İşgalci Türk devletinin saldırılarının sadece gerilla bölgesiyle sınırlı olmadığı biliniyor. Güney Kürdistan'da; Süleymaniye, Şengal, Mexmûr, Kerkük'te yurtsever devrimci güçlere dönük suikast saldırıları yapıldı. Politik örgüt ve kurumlar hedef alındı. Bu saldırıların hedefinde politik nedenlerle Bakurê Kürdistan'dan gelen yurtseverlerde vardı. Bu saldırıları değerlendirir misiniz?

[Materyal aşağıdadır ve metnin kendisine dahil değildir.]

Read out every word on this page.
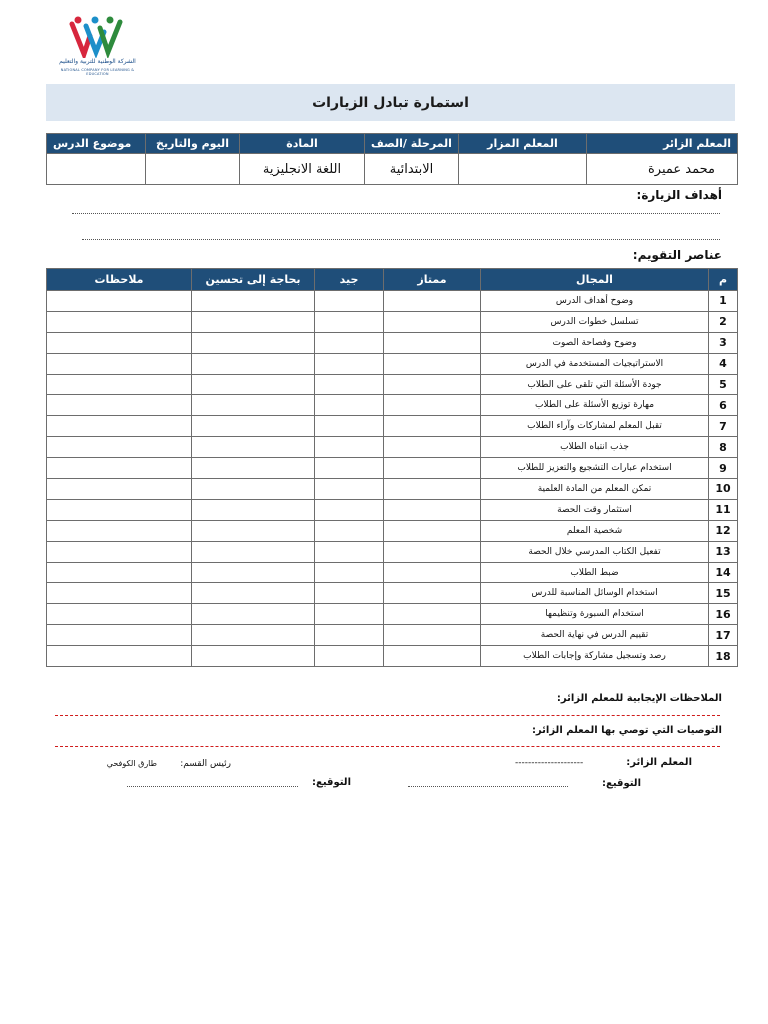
الشركة الوطنية للتربية والتعليم
NATIONAL COMPANY FOR LEARNING & EDUCATION
استمارة تبادل الزيارات
المعلم الزائر	المعلم المزار	المرحلة /الصف	المادة	اليوم والتاريخ	موضوع الدرس
محمد عميرة		الابتدائية	اللغة الانجليزية		
أهداف الزيارة:
عناصر التقويم:
م	المجال	ممتاز	جيد	بحاجة إلى تحسين	ملاحظات
1	وضوح أهداف الدرس				
2	تسلسل خطوات الدرس				
3	وضوح وفصاحة الصوت				
4	الاستراتيجيات المستخدمة في الدرس				
5	جودة الأسئلة التي تلقى على الطلاب				
6	مهارة توزيع الأسئلة على الطلاب				
7	تقبل المعلم لمشاركات وآراء الطلاب				
8	جذب انتباه الطلاب				
9	استخدام عبارات التشجيع والتعزيز للطلاب				
10	تمكن المعلم من المادة العلمية				
11	استثمار وقت الحصة				
12	شخصية المعلم				
13	تفعيل الكتاب المدرسي خلال الحصة				
14	ضبط الطلاب				
15	استخدام الوسائل المناسبة للدرس				
16	استخدام السبورة وتنظيمها				
17	تقييم الدرس في نهاية الحصة				
18	رصد وتسجيل مشاركة وإجابات الطلاب				
الملاحظات الإيجابية للمعلم الزائر:
التوصيات التي توصي بها المعلم الزائر:
المعلم الزائر:
---------------------
رئيس القسم:
طارق الكوفحي
التوقيع:
التوقيع:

AKP-MHP iktidarı, nerede yenilgi yaşıyorsa gerilladan intikam almak için sivil yurttaşlara saldırıyor. Türk devletinin sisteminde onların ataları iktidarlarını korumak için yapmadıkları kalmamıştır. İktidar için ataları babalarını, kardeşlerini, annelerini, oğullarını katletmiş, kız kardeşlerini pazarlamışlardır. Bu iktidar karşısında demokratik haklarını kullanan herkes, eylemlere katılanlar, sesini yükseltenler bu iktidar tarafından saldırıya uğruyor. Ya cezaevlerinde susturmak ya da "ya sev ya terk et" politikası uygulanıyor. Bu yüzden Bakurê Kürdistan'da yaşayan demokratik haklarını isteyen, sesini yükselten Kürtlerin bir kısmı bu saldırılar karşısında Başûrê Kürdistan'a gelmek zorunda kaldılar. Türk devleti tarafından katledildiler.

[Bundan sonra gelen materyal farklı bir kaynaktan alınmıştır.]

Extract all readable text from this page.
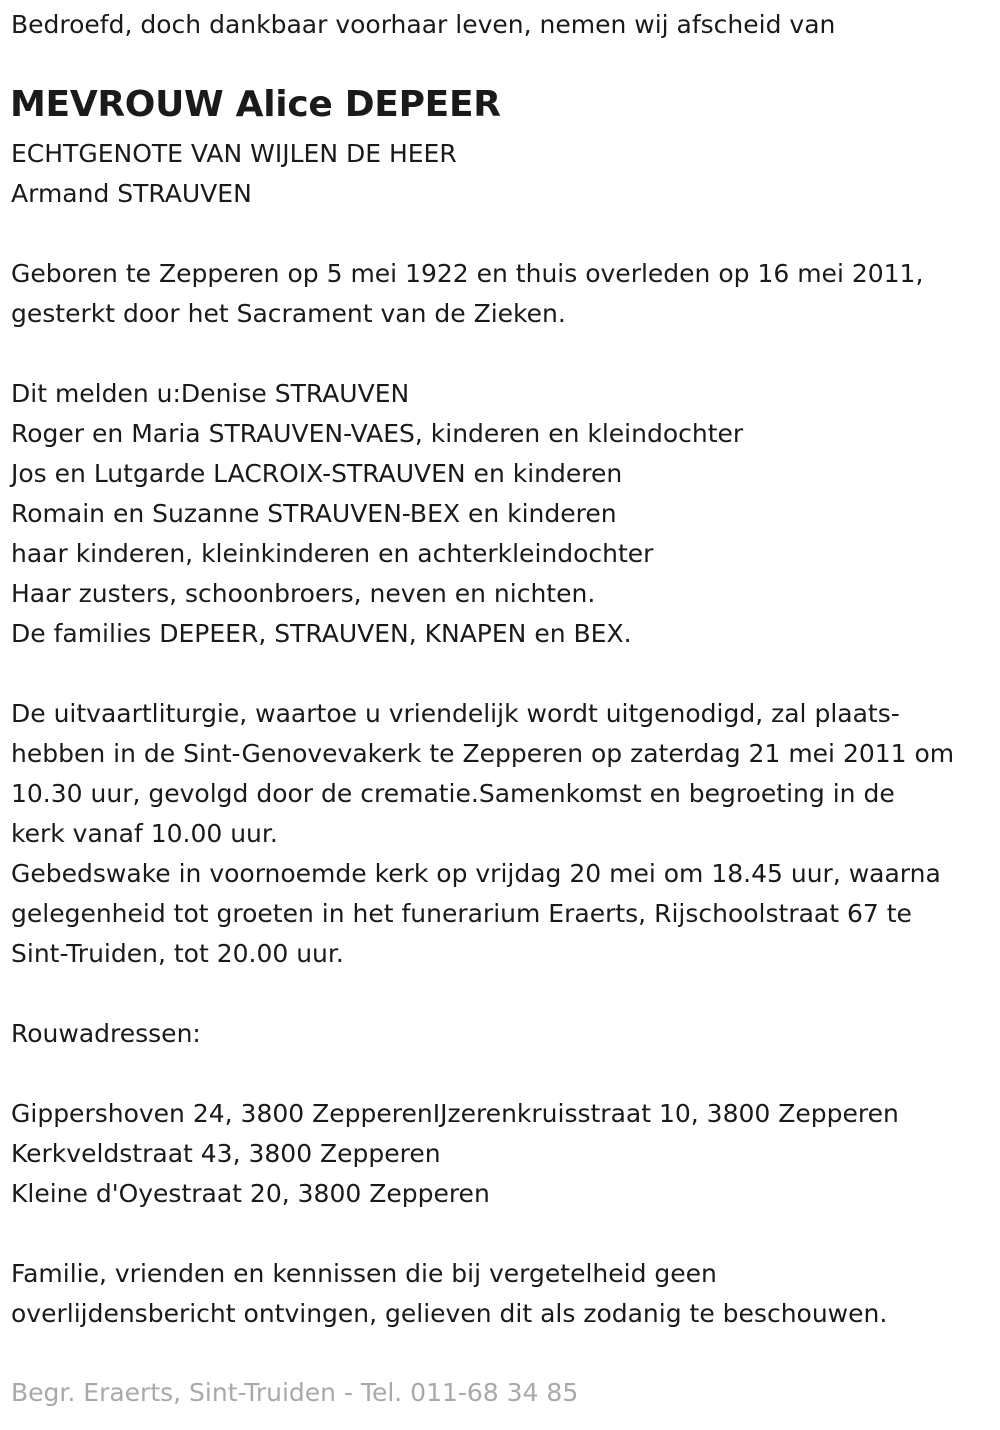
Bedroefd, doch dankbaar voorhaar leven, nemen wij afscheid van
MEVROUW Alice DEPEER
ECHTGENOTE VAN WIJLEN DE HEER
Armand STRAUVEN
Geboren te Zepperen op 5 mei 1922 en thuis overleden op 16 mei 2011,
gesterkt door het Sacrament van de Zieken.
Dit melden u:Denise STRAUVEN
Roger en Maria STRAUVEN-VAES, kinderen en kleindochter
Jos en Lutgarde LACROIX-STRAUVEN en kinderen
Romain en Suzanne STRAUVEN-BEX en kinderen
haar kinderen, kleinkinderen en achterkleindochter
Haar zusters, schoonbroers, neven en nichten.
De families DEPEER, STRAUVEN, KNAPEN en BEX.
De uitvaartliturgie, waartoe u vriendelijk wordt uitgenodigd, zal plaats-
hebben in de Sint-Genovevakerk te Zepperen op zaterdag 21 mei 2011 om
10.30 uur, gevolgd door de crematie.Samenkomst en begroeting in de
kerk vanaf 10.00 uur.
Gebedswake in voornoemde kerk op vrijdag 20 mei om 18.45 uur, waarna
gelegenheid tot groeten in het funerarium Eraerts, Rijschoolstraat 67 te
Sint-Truiden, tot 20.00 uur.
Rouwadressen:
Gippershoven 24, 3800 ZepperenIJzerenkruisstraat 10, 3800 Zepperen
Kerkveldstraat 43, 3800 Zepperen
Kleine d'Oyestraat 20, 3800 Zepperen
Familie, vrienden en kennissen die bij vergetelheid geen
overlijdensbericht ontvingen, gelieven dit als zodanig te beschouwen.
Begr. Eraerts, Sint-Truiden - Tel. 011-68 34 85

SALDIRILAR ÖZGÜRLÜK MÜCADELESİNDEN KORKUSUNDAN
Bu devlet haklarını isteyeni yok etmek için bütün yol yöntemleri kullanıyor. 30 yıldır bu alanda özgürlüğümüzü isteyen bizlerde Türk devletinin bu saldırılarına maruz kaldık. Kendi bahçelerinde, alanlarında çalışan onlarca yurttaşımız, hava saldırıları ile katledildiler. En son Mam Ebu Zet evinin kapısının önünde Türk devletinin hava saldırısı ile katledildi. Yani bu kalleş, faşist devlet komplonun bütün yol ve yöntemlerini, ahlak dışı ölçülerle, topyekûn saldırılarla Kürt halkını ve her bir Kürt bireyi hedefliyor. Bu şu anlama geliyor; Türk devleti özgürlük mücadelesi yürüten her bireyden korkuyor ve bu yüzden yok etmek istiyor.

TOPYEKUN SALDIRILARA TOPYEKUN DİRENİŞ

Son olarak Bakurê Kürdistan ve Türkiye emekçi halklarına bir çağrınız var mı?

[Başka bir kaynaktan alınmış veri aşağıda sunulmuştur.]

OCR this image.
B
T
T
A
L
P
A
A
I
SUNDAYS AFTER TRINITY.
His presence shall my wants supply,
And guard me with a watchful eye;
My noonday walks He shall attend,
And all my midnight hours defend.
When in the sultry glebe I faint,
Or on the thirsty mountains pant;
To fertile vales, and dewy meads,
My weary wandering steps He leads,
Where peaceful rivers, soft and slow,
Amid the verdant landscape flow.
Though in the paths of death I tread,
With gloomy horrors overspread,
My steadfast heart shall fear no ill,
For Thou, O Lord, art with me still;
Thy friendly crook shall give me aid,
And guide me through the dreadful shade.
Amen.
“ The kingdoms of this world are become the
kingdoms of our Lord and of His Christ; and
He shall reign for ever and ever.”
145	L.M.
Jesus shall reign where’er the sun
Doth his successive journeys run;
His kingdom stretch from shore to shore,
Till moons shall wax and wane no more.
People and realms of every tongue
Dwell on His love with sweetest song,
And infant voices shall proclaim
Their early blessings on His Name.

Kürt halkına, Türkiye halklarına ve Ortadoğu halklarına çağrım şudur; Türk devletinin topyekûn saldırıları karşısında, topyekun bir direniş yürütülmelidir. Halkların birlikteliğini inşa etmeliyiz. Eğer halkların birliğini inşa edebilirsek halk karşıtı, toplum karşıtı iktidarları, AKP-MHP ittifakını kolaylıkla yıkabiliriz. Bu topraklara bir kez daha huzur gelebilmesi için halkların, inançların birlikteliğine ihtiyaç vardır. Bu gerçekleştirilemeyecek bir şey değildir. Bu, önder Öcalan'ın "ahlaki politik toplum" felsefesinin çatısında gerçekleştirebilir. Ortadoğu halkları bu topraklarda insanlığı yaşatabilmek için örgütlenmelidir.

AKP-MHP sisteminin yenilgiye doğru gittiğini görüyoruz. Daha büyük bir mücadele gücü açığa çıkartılmalıdır ki, AKP-MHP daha toparlanamasın. Boksörlük üzerinden bunu tanımlayabiliriz; sarsıntılar başlamıştır fakat nakavt olabilmesi için son darbe vurulmalıdır. Bu darbe halkların ve Kürt özgürlük mücadelesi ile vurulacaktır. Bir kez daha insanlık için mücadele ediyoruz diyen, insan haklarını savunan, doğayı ve hayvanları savunan herkese çağrımız, Türk devleti, AKP-MHP faşizmi karşısında bu topraklarda hep birlikte eşit ve özgür yaşamak için el ele vermelidir.